> A 4090 amortized over 4 years, working days & hours, is 20 cents per working hour;
But that's not how it works: you need to have enough of it to accommodate for peek usage, but a good fraction of that isn't going to be running most of the time. You'd end up with a cost that's not too far from what Cloud providers are offering, which is a roughly 3 times that price. And you need to pay for the whole server hosting these GPUs (this less of a factor when you're using big GPUs like H100, but if you want to stick with consumer-grade GPUs, then the host is still a non-trivial fraction of the cost, and your supporting a server for a small bunch of concurrent users, which means your infra team is going to work with a massive pool of servers very quickly, with all the associated costs).

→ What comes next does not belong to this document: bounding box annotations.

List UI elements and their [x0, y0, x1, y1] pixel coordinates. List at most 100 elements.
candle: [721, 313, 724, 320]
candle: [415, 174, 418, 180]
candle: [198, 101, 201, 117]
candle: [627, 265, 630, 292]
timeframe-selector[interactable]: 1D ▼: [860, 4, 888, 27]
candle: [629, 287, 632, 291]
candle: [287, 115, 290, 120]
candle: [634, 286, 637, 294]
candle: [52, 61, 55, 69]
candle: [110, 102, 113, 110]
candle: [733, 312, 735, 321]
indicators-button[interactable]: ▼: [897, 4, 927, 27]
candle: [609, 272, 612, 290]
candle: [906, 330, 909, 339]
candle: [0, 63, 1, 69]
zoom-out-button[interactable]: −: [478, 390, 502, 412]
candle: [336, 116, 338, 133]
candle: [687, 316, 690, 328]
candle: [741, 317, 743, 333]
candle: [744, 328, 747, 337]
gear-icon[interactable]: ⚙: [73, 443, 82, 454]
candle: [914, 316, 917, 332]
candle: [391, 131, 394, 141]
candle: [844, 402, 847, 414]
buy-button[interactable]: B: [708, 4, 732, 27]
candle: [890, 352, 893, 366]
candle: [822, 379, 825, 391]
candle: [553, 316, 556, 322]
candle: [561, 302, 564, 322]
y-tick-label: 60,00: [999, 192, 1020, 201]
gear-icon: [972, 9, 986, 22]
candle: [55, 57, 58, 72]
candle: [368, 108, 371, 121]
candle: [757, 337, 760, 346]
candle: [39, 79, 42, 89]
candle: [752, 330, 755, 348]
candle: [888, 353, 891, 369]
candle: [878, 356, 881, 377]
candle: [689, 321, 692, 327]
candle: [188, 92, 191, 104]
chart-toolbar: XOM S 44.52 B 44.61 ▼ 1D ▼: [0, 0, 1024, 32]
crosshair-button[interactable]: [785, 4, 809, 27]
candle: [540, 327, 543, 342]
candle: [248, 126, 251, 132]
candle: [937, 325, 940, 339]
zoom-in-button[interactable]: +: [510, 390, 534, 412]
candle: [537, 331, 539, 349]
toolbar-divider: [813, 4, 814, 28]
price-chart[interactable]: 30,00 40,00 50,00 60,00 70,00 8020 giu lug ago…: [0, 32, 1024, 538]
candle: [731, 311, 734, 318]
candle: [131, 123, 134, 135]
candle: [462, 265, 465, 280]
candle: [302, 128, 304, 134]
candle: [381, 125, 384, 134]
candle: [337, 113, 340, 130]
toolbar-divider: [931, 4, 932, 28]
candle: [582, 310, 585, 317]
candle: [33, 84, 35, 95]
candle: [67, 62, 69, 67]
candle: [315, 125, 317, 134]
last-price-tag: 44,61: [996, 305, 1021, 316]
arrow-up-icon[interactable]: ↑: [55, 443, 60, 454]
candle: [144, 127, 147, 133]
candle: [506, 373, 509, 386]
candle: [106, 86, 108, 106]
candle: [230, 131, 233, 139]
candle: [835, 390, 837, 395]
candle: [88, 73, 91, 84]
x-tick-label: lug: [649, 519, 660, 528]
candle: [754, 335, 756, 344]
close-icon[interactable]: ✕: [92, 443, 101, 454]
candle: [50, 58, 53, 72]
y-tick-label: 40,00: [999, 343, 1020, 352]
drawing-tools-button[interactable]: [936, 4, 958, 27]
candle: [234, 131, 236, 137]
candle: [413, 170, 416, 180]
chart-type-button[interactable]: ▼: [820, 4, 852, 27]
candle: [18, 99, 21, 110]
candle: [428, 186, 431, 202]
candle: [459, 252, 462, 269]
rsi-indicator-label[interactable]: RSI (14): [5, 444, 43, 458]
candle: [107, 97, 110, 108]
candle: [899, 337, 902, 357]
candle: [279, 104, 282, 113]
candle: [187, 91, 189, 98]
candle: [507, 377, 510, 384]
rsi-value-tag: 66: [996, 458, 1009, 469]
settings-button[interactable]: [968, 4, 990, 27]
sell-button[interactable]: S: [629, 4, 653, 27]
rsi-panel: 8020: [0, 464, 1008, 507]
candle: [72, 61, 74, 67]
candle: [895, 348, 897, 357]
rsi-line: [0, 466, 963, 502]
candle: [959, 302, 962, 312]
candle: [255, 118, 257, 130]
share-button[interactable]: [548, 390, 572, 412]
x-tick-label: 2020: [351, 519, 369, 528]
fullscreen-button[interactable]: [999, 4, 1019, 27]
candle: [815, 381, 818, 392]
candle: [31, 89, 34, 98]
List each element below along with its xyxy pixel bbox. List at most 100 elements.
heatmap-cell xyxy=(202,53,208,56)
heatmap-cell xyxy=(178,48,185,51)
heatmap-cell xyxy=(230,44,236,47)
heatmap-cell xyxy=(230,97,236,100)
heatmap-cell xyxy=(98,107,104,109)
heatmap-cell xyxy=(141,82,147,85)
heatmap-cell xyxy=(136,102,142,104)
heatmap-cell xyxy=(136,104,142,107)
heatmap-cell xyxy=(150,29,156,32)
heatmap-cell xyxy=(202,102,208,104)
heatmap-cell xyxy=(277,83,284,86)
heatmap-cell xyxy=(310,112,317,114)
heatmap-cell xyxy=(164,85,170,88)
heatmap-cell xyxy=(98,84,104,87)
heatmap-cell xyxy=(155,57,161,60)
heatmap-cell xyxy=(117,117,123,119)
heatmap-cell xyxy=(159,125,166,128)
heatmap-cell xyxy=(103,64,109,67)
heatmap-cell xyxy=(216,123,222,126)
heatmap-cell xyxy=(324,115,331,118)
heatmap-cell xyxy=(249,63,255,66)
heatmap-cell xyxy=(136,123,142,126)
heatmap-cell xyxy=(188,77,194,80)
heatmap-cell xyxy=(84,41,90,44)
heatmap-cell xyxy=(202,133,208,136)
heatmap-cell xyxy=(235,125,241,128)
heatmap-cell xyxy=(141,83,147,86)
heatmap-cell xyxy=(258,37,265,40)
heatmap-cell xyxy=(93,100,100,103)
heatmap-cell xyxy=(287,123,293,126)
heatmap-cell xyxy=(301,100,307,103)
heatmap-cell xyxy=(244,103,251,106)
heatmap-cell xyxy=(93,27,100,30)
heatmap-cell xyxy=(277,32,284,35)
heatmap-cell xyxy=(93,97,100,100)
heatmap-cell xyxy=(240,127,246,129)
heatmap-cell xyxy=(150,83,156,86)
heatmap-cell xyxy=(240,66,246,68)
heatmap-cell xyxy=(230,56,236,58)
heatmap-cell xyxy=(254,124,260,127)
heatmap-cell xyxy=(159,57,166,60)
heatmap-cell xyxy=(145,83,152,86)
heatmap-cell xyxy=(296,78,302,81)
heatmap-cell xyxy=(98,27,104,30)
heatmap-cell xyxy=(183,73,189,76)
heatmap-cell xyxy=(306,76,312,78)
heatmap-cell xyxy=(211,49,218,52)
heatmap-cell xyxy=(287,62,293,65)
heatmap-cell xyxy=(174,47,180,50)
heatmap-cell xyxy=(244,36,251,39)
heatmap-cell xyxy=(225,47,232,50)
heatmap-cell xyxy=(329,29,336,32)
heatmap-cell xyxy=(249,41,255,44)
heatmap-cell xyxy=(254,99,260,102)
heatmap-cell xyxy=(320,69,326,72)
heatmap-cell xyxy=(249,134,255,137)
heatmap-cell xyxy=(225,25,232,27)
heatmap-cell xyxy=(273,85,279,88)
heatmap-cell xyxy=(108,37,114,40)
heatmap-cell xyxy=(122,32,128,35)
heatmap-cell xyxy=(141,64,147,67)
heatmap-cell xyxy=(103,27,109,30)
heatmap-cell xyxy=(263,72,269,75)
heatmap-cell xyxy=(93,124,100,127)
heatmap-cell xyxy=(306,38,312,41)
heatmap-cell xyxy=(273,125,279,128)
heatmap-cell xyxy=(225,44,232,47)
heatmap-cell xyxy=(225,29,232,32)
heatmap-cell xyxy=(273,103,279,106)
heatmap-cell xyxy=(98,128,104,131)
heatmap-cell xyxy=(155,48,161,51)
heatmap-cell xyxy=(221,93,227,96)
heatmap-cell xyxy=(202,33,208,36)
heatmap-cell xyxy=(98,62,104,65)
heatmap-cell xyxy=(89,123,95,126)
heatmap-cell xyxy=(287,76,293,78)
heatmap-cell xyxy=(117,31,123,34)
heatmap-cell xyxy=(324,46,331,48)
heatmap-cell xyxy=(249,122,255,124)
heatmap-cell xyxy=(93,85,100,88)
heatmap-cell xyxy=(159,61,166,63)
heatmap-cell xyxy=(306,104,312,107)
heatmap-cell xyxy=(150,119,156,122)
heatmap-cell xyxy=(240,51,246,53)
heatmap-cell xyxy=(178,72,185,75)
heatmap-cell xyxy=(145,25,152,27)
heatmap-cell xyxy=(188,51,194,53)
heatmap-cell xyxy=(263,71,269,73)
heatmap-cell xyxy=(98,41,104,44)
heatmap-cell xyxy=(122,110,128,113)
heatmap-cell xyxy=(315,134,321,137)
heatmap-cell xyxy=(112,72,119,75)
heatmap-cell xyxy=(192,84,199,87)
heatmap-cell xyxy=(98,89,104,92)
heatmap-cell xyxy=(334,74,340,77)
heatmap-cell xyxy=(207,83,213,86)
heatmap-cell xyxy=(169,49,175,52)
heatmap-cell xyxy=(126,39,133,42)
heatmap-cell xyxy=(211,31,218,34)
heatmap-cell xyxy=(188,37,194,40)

> It's less than a penny per hour per concurrent on a task like this.
It's still two orders of magnitude more expansive than any other SaaS business.
> Hopefully you're using LLM to deliver value that's worth more than a penny per hour of the people using it.
Maybe, but then again you're trying to build a service that has to add much more value than what the typical SaaS start-up provide.
Also regarding this:
> - Most apps are not non-stop token generation for concurrent users-- ChatGPT's duty cycle at this is very low.
ChatGPT is mostly being used by people who use it a few minutes per day, which is a nice place to be, but:
- this market is already taken by them, so your startup isn't gonna do the same.
- when you start integrating LLMs in tools you use routinely (an IDE being the typical example, then the token generation amount skyrockets).